Jadi di halaman ini, kita akan membahas lebih dalam tentang komponen pendidikan, yang akan menguraikan pengertian hingga berbagai pilar yang termasuk sebagai komponen. Mari kita teruskan.
Apa Itu Komponen Pendidikan?
Komponen pendidikan adalah seperangkat pilar-pilar dalam lingkup pendidikan yang saling berkaitan antara satu dengan yang lainnya untuk membentuk sebuah sistem dalam upaya mencapai tujuan pendidikan.
Dalam memahami ini, kita perlu lebih jauh mengerti tentang kata kunci yang terdapat dalam paragraf tersebut seperti: pilar dan sistem.
Disebut sebagai pilar, karena ia adalah bagian inti, atau bagian utama.
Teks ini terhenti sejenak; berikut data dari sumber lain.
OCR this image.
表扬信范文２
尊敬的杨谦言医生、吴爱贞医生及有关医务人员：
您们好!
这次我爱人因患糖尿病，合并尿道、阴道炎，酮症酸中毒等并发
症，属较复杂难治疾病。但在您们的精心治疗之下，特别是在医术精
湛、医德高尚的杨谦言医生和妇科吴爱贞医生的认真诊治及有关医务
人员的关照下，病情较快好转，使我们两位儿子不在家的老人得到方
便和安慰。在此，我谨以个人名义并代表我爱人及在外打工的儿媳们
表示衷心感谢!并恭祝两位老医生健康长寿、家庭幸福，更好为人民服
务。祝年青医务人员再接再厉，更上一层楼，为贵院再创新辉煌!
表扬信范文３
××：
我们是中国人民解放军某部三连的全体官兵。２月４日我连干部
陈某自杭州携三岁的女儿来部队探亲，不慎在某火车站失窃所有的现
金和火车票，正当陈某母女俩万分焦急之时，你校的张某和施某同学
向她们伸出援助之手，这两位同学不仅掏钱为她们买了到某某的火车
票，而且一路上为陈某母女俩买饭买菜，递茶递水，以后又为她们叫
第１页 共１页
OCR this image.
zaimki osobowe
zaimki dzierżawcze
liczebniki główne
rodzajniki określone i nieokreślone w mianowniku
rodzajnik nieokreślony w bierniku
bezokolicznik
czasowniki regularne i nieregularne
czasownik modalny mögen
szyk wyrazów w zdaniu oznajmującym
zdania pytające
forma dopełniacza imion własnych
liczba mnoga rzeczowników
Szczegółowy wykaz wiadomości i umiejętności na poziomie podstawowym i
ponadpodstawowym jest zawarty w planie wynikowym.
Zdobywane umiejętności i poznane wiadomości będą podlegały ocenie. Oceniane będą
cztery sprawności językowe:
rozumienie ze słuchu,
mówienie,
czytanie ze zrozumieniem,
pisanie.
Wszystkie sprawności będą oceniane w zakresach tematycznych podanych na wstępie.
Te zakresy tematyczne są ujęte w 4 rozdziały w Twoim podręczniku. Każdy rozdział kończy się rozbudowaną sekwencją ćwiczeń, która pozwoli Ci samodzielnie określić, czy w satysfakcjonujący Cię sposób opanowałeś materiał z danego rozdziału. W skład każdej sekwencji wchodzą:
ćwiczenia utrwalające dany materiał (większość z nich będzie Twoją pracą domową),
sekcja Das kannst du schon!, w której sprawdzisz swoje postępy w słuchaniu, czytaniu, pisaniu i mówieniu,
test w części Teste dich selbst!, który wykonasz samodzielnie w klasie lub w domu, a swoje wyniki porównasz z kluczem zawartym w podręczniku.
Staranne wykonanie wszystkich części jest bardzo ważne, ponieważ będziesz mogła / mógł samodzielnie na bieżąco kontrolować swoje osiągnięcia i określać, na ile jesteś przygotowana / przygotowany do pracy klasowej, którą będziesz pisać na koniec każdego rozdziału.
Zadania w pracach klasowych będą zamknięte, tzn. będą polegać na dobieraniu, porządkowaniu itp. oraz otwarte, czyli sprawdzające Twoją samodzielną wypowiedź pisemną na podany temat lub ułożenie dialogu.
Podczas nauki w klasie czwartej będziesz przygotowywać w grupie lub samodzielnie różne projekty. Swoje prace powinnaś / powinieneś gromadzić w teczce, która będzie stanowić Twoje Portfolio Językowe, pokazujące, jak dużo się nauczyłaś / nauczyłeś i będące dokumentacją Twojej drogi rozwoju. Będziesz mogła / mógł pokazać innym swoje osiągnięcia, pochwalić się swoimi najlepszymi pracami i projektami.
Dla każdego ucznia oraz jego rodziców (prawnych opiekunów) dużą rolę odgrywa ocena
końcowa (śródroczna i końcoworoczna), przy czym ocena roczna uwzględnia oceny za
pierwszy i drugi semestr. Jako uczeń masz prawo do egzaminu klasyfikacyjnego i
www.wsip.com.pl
Bila diandaikan seperti bangunan, maka pilar itu anggaplah seperti tiang penyangga, yang akan memopang sebuah bangunan. dan anggap saja "bangunan" disitu adalah PENDIDIKAN.
Sistem, maksudnya adalah alat yang saling terhubung atau saling menghubungkan. Sistem itu tidak bekerja sendiri. Melainkan, ia saling berkaitan, saling mendukung, saling menghasilkan sesuatu yang baik, untuk menghasilkan sesuatu yang berkualitas.
Dari berbagai penjelasan dan analogi itu, dapatlah kita pahami bahwa komponen pendidikan itu adalah pilar-pilar utama dalam keberlangsungan pendidikan yang tentunya dalam rangka mencapai tujuan yang diharapkan. Piar-pilar ini dihadirkan untuk saling bekerja sama, saling berbuat yang terbaik, agar tujuan pendidikan itu tercapai.
Setelah kita memahami makna dari analogi itu, sekarang mari kita lihat apa-apa saja komponen pendidikan itu. Itulah yang akan kita bahas selanjutnya.
6 Komponen Pendidikan
Setidaknya, terdapat 6 komponen pendidikan yang perlu kita ketahui. Tetapi, komponen ini mungkin saja bertambah, sesuai dengan kebutuhan dan perkembangan zaman.
1. Siswa (Peserta Didik)
Siswa adalah individu yang menerima pendidikan. Mereka merupakan pusat dari proses pendidikan dan berinteraksi dengan komponen lain dalam sistem pendidikan.
2. Guru dan Tenaga Pendidik
Guru adalah orang yang bertanggung jawab untuk memberikan instruksi dan bimbingan kepada siswa. Mereka memainkan peran penting dalam menyampaikan pengetahuan, keterampilan, dan nilai-nilai kepada siswa.
3. Kurikulum
Kurikulum adalah rencana pembelajaran yang mencakup materi, metode pengajaran, dan tujuan pendidikan. Ini membentuk kerangka kerja untuk proses pembelajaran dan pengajaran di institusi pendidikan.
4. Metode Pengajaran dan Pembelajaran
Metode pengajaran dan pembelajaran mencakup teknik-teknik dan strategi-strategi yang digunakan oleh guru atau dosen untuk menyampaikan materi pelajaran kepada siswa. Ini termasuk kuliah, diskusi, praktikum, presentasi, dan berbagai pendekatan pembelajaran lainnya.
5. Sarana dan Prasarana
Sarana dan prasarana adalah fasilitas-fasilitas fisik dan sumber daya yang mendukung proses pendidikan, termasuk bangunan sekolah, perpustakaan, laboratorium, peralatan pengajaran, serta teknologi informasi dan komunikasi.
6. Evaluasi dan Penilaian
Evaluasi dan penilaian adalah proses untuk mengevaluasi kemajuan siswa dalam mencapai tujuan pendidikan. Ini mencakup penilaian kinerja siswa, ujian, tugas, dan alat evaluasi lainnya untuk mengukur pemahaman dan prestasi siswa.